Back in September I attended the MOPS International Convention in Nashville, TN. In the past Convention always meant a lot of walking and a LOT of pain. I consumed Tylenol like they were breath mints. However, this time was completely different! I was able to walk and not get out of breath. A few times I opted to use the stairs instead of the elevator. I was beginning to feel a bit more energy. My clothes were feeling a bit better and my smile was a bit bigger. I honestly wish I could say I had mastered the beast of lethargy, overeating and depression. At that time I had just scraped the surface. I didn't realize that I had so many hidden issues buried within my heart. I always knew that I'm an emotional eater but I didn't realize what triggers me. In October I could feel depression kicking in but I didn't have the tools to stop it. This coincided with my having opportunities to share my life story at Hearts in Touch and at a MOPS group. My biggest enemy was and is silence which is why I'm opening up now. I want to expose my struggles, fears, and needs. I have proven time and time again that I can't do this alone! I still don't have a grasp on what my emotional triggers are but I'm willing to work on finding out.

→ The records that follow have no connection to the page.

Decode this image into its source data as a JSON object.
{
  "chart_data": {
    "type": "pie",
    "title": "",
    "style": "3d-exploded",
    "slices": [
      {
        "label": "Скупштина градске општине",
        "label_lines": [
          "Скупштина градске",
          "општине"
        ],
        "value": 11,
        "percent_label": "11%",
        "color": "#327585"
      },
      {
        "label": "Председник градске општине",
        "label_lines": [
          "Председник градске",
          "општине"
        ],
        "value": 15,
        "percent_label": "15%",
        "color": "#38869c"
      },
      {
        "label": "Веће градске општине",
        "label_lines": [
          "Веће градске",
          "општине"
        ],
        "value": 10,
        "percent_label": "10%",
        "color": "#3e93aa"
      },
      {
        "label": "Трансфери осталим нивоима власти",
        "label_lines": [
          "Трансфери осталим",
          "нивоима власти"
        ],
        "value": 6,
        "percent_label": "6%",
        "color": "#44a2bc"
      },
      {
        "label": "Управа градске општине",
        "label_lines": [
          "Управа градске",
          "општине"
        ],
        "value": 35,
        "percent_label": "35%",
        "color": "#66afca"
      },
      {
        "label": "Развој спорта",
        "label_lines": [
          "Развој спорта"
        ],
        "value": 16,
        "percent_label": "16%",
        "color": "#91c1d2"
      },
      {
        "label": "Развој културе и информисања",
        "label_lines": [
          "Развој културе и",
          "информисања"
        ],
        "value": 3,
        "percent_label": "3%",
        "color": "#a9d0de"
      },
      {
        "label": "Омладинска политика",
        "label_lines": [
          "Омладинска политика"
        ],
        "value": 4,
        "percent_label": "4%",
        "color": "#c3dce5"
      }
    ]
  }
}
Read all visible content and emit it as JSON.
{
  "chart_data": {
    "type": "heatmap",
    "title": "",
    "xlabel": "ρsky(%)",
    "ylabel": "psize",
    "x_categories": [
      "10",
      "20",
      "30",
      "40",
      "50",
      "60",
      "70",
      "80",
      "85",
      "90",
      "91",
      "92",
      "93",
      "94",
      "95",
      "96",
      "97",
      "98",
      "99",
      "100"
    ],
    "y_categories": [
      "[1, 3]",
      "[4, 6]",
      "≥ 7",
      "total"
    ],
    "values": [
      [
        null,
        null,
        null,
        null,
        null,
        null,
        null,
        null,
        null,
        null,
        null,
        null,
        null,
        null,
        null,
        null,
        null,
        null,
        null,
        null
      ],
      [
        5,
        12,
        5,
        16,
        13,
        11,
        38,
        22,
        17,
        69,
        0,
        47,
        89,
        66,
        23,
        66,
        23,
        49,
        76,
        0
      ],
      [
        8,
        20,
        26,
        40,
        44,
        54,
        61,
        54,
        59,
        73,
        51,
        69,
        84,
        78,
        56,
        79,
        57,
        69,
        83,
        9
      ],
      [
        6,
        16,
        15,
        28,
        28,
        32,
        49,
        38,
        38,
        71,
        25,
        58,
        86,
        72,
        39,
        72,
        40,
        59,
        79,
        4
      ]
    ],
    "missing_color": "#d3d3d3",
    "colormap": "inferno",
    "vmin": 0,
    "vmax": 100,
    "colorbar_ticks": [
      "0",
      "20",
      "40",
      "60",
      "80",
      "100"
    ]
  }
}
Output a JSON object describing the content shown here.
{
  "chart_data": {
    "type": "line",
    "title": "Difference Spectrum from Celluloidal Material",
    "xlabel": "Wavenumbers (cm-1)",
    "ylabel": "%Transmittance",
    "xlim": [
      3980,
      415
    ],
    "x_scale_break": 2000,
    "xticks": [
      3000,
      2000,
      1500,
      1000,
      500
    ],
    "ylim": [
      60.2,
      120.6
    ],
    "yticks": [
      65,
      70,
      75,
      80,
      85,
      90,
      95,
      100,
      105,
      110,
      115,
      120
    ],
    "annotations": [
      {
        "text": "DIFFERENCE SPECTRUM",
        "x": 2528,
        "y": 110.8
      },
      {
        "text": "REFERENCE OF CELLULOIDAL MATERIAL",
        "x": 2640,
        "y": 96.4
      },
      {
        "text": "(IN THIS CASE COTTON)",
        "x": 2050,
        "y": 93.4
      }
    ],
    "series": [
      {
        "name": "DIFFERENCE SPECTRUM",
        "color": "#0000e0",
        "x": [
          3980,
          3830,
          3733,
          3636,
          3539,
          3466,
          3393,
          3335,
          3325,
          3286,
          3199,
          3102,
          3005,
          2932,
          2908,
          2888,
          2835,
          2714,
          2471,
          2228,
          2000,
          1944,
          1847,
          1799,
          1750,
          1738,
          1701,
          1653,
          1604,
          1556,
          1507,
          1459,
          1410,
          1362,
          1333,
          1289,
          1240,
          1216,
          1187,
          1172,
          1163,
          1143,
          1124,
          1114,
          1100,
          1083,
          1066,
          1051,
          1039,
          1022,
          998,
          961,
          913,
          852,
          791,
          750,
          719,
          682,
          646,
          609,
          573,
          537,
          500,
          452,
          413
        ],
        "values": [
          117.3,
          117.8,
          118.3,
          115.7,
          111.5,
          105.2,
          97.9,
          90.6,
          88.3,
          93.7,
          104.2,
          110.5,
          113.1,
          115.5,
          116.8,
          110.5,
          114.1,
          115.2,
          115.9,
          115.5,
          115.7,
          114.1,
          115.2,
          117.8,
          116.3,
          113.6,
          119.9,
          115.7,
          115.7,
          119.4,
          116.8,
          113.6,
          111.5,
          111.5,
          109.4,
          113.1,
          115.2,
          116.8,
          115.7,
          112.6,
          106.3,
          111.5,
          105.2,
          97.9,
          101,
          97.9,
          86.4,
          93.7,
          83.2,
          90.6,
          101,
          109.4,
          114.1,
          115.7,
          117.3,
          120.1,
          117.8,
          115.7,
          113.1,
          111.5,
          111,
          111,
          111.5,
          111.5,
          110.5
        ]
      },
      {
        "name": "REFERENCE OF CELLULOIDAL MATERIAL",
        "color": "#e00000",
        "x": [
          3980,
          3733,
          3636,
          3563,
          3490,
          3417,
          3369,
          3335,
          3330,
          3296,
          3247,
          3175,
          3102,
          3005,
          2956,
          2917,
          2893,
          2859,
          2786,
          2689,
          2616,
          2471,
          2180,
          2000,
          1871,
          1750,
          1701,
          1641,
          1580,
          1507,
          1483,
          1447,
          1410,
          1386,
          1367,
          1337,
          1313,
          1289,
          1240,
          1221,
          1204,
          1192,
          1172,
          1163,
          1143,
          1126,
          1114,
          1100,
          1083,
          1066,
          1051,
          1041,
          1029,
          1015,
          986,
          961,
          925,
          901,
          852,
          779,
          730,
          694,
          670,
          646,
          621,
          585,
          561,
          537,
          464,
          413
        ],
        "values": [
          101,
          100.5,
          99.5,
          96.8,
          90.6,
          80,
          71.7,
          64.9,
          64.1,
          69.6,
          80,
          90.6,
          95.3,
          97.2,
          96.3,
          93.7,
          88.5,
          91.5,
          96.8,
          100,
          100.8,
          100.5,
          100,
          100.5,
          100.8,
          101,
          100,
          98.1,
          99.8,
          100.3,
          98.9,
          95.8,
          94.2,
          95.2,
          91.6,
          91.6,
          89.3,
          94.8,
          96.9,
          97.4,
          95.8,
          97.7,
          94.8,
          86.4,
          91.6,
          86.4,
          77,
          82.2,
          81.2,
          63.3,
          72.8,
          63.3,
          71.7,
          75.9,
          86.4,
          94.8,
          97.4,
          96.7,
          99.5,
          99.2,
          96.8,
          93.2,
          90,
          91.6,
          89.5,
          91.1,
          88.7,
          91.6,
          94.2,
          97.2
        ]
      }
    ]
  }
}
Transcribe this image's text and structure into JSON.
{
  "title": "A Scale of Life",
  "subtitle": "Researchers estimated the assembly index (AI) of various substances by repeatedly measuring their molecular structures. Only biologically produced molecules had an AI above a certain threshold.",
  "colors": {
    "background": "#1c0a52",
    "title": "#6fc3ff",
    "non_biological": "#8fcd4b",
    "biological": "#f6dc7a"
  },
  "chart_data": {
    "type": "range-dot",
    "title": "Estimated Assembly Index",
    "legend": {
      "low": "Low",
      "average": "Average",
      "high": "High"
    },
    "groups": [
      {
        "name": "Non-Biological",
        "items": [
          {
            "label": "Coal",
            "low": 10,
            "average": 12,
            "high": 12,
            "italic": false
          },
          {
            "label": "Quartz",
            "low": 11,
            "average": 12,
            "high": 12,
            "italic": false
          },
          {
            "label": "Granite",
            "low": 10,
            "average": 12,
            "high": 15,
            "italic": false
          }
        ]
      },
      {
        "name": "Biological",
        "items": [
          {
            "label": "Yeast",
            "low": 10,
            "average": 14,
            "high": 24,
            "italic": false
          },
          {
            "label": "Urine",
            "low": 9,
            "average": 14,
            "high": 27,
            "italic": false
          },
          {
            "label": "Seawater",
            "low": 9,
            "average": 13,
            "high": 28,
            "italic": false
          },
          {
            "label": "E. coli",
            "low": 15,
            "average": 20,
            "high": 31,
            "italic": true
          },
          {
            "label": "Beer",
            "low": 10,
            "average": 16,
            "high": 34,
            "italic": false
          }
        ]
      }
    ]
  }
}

I'm getting a bit better at exercising but my frustration continues to grow. The scale has not moved much since June. I started at 236 lbs and now weigh 229 lbs. I was on some medications and that was part of the cause. Now that I now longer take that medicine I was hoping to see some weight loss and I haven't yet. It is very difficult to continue on the journey which seems to have no rewards. Thankfully, Cristina and Victoria have supported me since Day 1. They constantly ask me to exercise, or they will bring me another glass of water, or smile if I reach for a piece of candy. Sometimes they will even exercise with me and cheer me on. I am very grateful for them!

I happened to hear David Venable, a QVC host, say "Throw out your New Year's resolutions and let us stop focusing on what we have to lose and focus on what we have to gain this year." I have no idea what he was promoting but his words struck me! I want to focus on what God has in store for me and all that He wants me to gain through this process.